Thesis #29 – Species with fully symmetrical fission as the sole means of reproduction do not have a declining force of natural selection acting on survival, and they do not evolve aging phases in which all individuals show declining survival.
I have already mentioned that there are organisms that show no signs of aging, not even when they are carefully maintained in scientific laboratories. Some of these are multicellular animals that have eukaryotic cells very similar to our own. Yet, no aging. Ergo, aging cannot be due to features of cell biology that are common among animals.
It is not trivial which animal species evolve to be free from aging. These are all species in which the Forces of Natural Selection do not decline, as is to be expected in the evolutionary theory of aging.
Under what conditions is such decline prevented? As already mentioned, non-aging species reproduce by splitting into similar offspring, only. Coelenterates that reproduce in this fissile manner only do not usually show aging. Other coelenterates that do not have any type of fissile reproduction do undergo aging.
The fundamental determinant of aging is whether the Forces of Natural Selection decline with adult age or not, rather than the biological details. If an organism develops to the point of reproduction, and then reproduction leads to two symmetrical “newborns,” there is no opportunity for the Forces of Natural Selection to fall, because there is no adult organism at all. There are only juveniles.
As the Methuselah Flies also suggest, the straightforward evolutionary explanation of the existence of non-aging animals brutally demonstrates the vacuity and irrelevance of the cell-molecular approach to aging, the overwhelmingly dominant biomedical research paradigm in aging and biomedical research.
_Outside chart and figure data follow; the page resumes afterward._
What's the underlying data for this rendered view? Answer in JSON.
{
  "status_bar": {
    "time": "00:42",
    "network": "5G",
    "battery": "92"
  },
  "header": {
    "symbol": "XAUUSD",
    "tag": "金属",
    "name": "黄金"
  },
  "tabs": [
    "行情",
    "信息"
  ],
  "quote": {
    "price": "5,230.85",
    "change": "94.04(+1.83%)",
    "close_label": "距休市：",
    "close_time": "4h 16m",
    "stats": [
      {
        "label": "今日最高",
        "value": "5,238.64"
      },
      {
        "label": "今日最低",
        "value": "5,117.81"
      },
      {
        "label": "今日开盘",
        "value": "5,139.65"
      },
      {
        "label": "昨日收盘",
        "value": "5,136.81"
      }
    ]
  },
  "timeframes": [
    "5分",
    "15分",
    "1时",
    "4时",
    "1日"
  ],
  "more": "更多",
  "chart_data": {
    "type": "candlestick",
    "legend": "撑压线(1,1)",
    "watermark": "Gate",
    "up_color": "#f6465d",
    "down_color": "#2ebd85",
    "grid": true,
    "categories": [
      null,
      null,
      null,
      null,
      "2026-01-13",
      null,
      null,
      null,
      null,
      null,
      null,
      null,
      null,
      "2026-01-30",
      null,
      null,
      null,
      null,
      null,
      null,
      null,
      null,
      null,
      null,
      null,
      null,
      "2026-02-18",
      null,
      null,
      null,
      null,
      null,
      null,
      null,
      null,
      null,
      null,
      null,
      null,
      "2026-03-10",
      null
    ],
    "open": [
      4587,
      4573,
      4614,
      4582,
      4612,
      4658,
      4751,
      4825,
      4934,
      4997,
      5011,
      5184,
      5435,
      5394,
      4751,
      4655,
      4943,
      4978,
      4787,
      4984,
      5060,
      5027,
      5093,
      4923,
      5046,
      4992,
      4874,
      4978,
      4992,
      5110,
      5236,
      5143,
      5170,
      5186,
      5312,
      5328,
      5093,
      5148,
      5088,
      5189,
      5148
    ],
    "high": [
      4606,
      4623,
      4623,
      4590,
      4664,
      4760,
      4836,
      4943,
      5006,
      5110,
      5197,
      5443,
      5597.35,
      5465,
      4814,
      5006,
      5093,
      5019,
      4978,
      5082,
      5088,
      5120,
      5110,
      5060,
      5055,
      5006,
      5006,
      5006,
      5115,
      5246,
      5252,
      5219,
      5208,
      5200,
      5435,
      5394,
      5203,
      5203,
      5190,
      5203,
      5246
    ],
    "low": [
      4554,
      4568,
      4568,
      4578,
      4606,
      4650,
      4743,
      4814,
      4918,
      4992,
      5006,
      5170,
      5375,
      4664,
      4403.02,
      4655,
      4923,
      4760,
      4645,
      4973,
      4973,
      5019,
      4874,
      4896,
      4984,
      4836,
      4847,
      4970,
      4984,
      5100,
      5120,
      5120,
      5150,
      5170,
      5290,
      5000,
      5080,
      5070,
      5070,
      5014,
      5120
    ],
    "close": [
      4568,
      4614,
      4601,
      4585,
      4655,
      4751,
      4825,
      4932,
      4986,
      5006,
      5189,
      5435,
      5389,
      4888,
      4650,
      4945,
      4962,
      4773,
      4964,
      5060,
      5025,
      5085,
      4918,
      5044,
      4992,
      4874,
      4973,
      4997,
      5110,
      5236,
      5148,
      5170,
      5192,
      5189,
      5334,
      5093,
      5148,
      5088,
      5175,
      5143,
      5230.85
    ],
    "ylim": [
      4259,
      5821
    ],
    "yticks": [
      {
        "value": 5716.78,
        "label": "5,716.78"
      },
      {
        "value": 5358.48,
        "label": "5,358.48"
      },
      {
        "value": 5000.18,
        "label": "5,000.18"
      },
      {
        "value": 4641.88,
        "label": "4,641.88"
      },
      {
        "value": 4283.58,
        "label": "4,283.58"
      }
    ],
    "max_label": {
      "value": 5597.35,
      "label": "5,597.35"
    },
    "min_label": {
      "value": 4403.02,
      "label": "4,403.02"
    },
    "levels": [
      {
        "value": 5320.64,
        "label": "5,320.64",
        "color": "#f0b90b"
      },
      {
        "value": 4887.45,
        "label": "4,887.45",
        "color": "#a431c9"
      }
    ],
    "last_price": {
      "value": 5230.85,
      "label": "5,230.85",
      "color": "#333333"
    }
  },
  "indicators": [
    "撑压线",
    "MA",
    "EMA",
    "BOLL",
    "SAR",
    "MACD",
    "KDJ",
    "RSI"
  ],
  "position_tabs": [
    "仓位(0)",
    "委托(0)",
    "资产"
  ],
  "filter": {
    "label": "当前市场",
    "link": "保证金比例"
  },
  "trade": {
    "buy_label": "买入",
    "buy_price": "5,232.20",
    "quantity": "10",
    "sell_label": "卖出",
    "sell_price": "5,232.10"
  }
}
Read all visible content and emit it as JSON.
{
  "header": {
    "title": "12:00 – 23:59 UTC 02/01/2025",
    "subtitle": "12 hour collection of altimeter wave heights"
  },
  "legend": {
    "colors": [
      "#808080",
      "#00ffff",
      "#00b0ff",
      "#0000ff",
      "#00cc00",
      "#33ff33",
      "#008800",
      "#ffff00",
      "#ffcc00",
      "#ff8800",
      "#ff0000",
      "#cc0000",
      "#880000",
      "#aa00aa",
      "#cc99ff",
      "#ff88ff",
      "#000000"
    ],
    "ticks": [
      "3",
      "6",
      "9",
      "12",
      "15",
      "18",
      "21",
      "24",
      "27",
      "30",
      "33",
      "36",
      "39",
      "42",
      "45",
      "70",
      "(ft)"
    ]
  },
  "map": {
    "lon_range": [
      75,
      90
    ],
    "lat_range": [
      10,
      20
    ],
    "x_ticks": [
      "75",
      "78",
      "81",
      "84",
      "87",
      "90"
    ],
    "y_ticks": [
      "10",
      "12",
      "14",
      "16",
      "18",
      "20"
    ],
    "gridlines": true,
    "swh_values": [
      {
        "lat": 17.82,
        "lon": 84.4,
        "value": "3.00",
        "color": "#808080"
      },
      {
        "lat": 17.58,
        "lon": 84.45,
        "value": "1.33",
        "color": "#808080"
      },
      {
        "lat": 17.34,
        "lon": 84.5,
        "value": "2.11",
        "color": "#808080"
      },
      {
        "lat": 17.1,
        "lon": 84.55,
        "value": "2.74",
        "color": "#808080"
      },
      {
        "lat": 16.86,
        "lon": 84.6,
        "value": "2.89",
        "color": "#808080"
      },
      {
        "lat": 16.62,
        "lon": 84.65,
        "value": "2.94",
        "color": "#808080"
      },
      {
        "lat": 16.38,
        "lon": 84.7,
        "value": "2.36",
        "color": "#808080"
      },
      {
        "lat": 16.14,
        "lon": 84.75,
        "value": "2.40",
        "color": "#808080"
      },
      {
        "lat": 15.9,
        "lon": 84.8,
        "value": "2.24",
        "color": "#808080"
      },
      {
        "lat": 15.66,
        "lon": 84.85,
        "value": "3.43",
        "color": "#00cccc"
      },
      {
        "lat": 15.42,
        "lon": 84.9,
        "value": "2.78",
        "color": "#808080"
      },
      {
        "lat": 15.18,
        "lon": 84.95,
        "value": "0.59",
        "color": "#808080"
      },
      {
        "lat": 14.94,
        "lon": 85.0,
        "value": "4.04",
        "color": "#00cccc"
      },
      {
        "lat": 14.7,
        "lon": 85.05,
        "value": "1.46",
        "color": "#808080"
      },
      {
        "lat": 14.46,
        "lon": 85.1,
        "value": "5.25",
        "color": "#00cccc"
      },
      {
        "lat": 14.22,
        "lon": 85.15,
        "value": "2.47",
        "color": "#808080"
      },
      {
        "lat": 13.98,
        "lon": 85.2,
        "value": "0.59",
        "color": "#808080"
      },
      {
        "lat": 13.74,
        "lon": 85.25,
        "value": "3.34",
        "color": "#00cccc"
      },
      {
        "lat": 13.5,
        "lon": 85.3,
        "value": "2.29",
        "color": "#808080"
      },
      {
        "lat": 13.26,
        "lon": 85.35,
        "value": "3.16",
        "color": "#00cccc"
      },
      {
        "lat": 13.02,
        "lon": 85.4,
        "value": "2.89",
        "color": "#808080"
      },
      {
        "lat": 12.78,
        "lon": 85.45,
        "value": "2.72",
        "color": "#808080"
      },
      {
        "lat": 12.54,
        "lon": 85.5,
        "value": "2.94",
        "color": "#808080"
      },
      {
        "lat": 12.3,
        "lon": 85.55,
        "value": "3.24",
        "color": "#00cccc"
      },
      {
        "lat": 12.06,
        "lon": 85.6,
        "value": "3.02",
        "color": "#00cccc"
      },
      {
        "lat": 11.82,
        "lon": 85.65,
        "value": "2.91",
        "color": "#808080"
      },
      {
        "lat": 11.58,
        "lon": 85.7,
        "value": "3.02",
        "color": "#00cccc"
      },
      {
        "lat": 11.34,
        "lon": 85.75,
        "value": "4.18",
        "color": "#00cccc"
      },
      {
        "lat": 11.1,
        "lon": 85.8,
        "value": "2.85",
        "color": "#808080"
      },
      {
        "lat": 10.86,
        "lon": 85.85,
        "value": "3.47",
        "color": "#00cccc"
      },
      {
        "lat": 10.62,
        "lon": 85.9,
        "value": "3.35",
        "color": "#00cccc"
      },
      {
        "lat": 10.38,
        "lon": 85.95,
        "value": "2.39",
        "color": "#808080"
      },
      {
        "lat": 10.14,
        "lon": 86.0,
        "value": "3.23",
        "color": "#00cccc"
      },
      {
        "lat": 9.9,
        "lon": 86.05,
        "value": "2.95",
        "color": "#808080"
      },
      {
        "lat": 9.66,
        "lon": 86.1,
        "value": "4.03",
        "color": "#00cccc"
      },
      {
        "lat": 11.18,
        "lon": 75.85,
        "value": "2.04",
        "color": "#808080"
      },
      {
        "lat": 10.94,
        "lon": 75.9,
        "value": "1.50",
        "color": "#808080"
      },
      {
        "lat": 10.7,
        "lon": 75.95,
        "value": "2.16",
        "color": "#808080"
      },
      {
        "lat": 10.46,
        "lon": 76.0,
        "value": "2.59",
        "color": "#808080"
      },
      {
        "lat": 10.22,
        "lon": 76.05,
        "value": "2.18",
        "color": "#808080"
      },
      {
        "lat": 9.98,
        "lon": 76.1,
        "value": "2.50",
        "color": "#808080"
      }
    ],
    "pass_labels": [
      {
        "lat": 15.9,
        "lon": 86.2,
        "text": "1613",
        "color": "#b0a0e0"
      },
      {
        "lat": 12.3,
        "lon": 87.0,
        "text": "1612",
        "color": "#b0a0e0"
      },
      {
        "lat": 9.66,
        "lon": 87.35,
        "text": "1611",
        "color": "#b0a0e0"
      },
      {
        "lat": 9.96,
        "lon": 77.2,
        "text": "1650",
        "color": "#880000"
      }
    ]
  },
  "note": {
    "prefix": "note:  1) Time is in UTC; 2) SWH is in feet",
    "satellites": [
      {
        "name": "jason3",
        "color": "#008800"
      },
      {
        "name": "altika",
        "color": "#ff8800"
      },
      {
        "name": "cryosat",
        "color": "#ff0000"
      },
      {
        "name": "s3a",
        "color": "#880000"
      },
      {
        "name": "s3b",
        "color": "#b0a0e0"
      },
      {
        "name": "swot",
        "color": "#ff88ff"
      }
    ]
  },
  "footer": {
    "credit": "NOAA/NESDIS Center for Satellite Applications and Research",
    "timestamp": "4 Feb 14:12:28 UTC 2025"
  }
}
More generally, it also suggests the vacuity and impotence of the cell-molecular paradigm for systematic progress in addressing most of the key chronic diseases which are devastating millions of people in industrial countries. Cell and molecular biologists will certainly generate many publications as they study such chronic diseases. And they will award each other numerous research grants, get their protégés good tenured faculty jobs, etc. But millions of patients will suffer and die for the scientific and technological inadequacy of the prevailing cell-molecular dogmas. This seems like a high price to pay for continuing to support a biomedical priesthood that chooses to overlook the limits to their knowledge, sometimes willfully.
If Martin Luther was so outraged by the excesses of the Catholic hierarchy that he posted 95 theses on a cathedral door, my 55 theses reflect a still greater outrage over the millions that are now suffering and dying in order that the present-day complacency of the biomedical establishment, and its allies in the pharmaceutical industry, be maintained without challenge.